The next step was to use the remaining buttermilk to make kirn milk. Around 12 pints of boiling water were added to the kirn and after just a few more stokes of the kirn-staff, the curds separated from the whey and could then be removed by hand, squeezing out the whey and shaping handfuls of the curds into Kirnie brönies, or balls. Kirn milk can either be eaten warm with a dollop of rhubarb jam or left to cool and set in brönies to be eaten sliced as a firm fresh cheese. It is similar to a more solid cottage cheese in flavour, and is delicious eaten with or without the rhubarb jam.

Finally, what’s left in the kirn after removing all the curds is called blaand, a refreshing whey drink, which can be drunk straight from the kirn or bottled and left to ferment. Fermented blaand will be sparking and sharper in flavour. Traditionally it was taken as refreshing sustenance while working outdoors, in the peat hill or dellin’ da yerd.

The time I spent with Pearl gave me a fascinating insight into Shetland’s food heritage and the hard work, wealth of knowledge and dedication that goes into keeping these traditions alive. If, like me, you feel that cow ownership, calving and twice daily milking are a bit beyond you, read on for a much more accessible nod to our dairy heritage. Junket is a delicious, light dessert, that has been unfairly forgotten. It is laughably easy to make and hardly ever available commercially as it does not travel well. Making it has a lovely, intrepid, science-experiment feel to it.

It is a dessert that my mother made quite often when we were children, though hers was flavoured with a sprinkling of nutmeg rather than this slightly more decadent version. Junket with rose petals and cream features in Catherine Brown’s A year in a Scot’s Kitchen as a festive dish eaten around Beltain or midsummer. A scattering of shocking pink Shetland rose petals just before serving do make this quite a bucolic, pixieish affair. The Shetland rose, or rosa rugosa to give it its proper name, is a flower that shouts summer in Shetland. It’s incredibly hardy, spreads like wildfire, and has the most wonderfully fragrant blossom. If you can’t get fresh scented rose petals, crystallised petals are a good substitute.

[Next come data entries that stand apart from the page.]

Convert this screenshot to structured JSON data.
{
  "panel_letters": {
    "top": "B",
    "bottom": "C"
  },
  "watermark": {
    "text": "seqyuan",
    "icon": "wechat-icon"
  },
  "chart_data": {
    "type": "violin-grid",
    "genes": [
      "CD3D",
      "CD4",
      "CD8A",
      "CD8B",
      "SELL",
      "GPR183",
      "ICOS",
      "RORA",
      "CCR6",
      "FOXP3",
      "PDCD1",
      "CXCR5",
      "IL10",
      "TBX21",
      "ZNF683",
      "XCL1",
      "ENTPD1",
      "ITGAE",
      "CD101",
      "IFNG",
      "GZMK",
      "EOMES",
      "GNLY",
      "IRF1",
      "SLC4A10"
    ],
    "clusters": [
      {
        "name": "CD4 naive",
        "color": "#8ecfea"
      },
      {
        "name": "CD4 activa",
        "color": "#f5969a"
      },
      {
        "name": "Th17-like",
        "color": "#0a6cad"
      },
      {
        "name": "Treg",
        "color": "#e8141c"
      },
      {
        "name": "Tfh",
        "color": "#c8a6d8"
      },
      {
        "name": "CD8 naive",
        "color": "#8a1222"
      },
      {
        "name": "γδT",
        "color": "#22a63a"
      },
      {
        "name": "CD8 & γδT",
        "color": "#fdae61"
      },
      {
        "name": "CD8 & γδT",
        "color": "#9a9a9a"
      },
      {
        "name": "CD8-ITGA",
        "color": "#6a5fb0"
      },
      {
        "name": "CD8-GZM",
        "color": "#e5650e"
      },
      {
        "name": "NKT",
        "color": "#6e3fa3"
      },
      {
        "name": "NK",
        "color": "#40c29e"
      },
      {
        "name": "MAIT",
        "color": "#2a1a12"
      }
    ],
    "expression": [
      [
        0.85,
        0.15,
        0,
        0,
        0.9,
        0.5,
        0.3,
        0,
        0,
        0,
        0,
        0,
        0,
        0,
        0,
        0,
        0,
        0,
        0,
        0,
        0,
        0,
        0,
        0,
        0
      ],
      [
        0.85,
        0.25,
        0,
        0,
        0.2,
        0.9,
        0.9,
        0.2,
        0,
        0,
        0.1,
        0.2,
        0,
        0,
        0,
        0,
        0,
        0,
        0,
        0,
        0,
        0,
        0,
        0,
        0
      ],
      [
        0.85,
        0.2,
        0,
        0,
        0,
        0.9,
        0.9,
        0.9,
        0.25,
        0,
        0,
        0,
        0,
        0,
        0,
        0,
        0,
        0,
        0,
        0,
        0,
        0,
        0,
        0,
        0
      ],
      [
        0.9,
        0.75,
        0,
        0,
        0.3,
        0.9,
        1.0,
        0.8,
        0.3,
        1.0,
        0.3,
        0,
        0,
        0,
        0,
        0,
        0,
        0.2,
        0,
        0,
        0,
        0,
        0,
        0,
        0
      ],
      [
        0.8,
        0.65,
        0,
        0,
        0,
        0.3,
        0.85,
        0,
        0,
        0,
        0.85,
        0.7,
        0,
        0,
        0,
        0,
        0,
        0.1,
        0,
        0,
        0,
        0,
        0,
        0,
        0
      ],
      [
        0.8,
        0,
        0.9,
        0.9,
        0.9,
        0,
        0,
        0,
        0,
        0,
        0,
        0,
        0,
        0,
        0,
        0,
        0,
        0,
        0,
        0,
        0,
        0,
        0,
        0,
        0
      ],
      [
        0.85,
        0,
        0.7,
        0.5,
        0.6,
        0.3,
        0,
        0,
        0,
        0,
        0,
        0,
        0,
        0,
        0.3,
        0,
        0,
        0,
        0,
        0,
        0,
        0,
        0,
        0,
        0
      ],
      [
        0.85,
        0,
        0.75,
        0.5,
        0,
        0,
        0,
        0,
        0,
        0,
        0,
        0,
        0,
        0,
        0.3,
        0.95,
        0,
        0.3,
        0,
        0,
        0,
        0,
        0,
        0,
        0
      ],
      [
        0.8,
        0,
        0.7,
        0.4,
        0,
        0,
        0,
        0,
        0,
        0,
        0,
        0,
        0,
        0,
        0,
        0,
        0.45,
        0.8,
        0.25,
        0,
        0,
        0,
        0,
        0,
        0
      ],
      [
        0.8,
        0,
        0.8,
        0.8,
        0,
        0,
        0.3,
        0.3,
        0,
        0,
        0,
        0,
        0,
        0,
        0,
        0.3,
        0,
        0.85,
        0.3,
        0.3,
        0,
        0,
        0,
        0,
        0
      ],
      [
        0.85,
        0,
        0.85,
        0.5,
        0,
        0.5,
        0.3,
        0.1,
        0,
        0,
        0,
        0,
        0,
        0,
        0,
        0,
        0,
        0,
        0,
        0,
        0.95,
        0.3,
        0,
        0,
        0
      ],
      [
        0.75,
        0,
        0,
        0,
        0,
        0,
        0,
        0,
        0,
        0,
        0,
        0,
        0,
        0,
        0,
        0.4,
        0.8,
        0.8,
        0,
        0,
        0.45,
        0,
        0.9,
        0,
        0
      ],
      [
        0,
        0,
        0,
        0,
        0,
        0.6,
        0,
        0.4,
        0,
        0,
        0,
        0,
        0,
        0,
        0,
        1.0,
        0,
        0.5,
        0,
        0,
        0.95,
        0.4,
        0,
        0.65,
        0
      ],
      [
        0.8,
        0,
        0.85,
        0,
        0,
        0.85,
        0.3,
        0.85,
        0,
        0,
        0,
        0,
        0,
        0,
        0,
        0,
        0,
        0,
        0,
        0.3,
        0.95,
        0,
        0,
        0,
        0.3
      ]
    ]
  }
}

The rennet you will need for this dish can be bought either in tablet form or as a liquid. It’s the same animal based coagulant enzyme used for cheese making and gives the milk a slightly gelatinous, custard-like set. You can buy it from any good chemist or order it online. Excellent vegetable based rennets are also available. Rennet strengths vary so check to see how much the manufacturer recommends for this quantity of milk. Good quality pasteurised milk is fine for this, but be careful to avoid any of the ultra heat treated milks available commercially as they will not set.

Rose and Vanilla Junket

Course: Dessert
Servings: 4-6


Ingredients:

Junket

  • 800 ml fresh whole Shetland Farm Dairies milk
  • 2 tbsp sugar
  • 1 tsp decent quality natural vanilla essence
  • 1 tbsp rennet

Topping

  • 250ml whipping cream
  • 1 tbsp sugar
  • 1 tbsp rosewater or a few drops of rose essence
  • 1 good handful of fresh scented rose petals

Instructions:

  1. Warm the milk to blood temperature in a serving bowl.

  2. Add the sugar and vanilla and stir to dissolve the sugar. Then add the rennet and stir for a few seconds to mix well.

  3. Put to one side and allow the junket to set for about 20 minutes at room temperature. Do not stir it or move it around too much during this time as you will break the set.

  4. Once the junket has set to a wobble, cover it and chill until you are ready to serve it.

  5. Just before serving whip the cream and sugar for the topping. When the cream is light and fluffy, fold in your rose flavouring.

  6. Gently spoon dollops of this over your chilled set junket, don’t worry about it looking too tidy. Scatter with rose petals and serve your lavish dessert, there is no need for your guests to know how easy it was!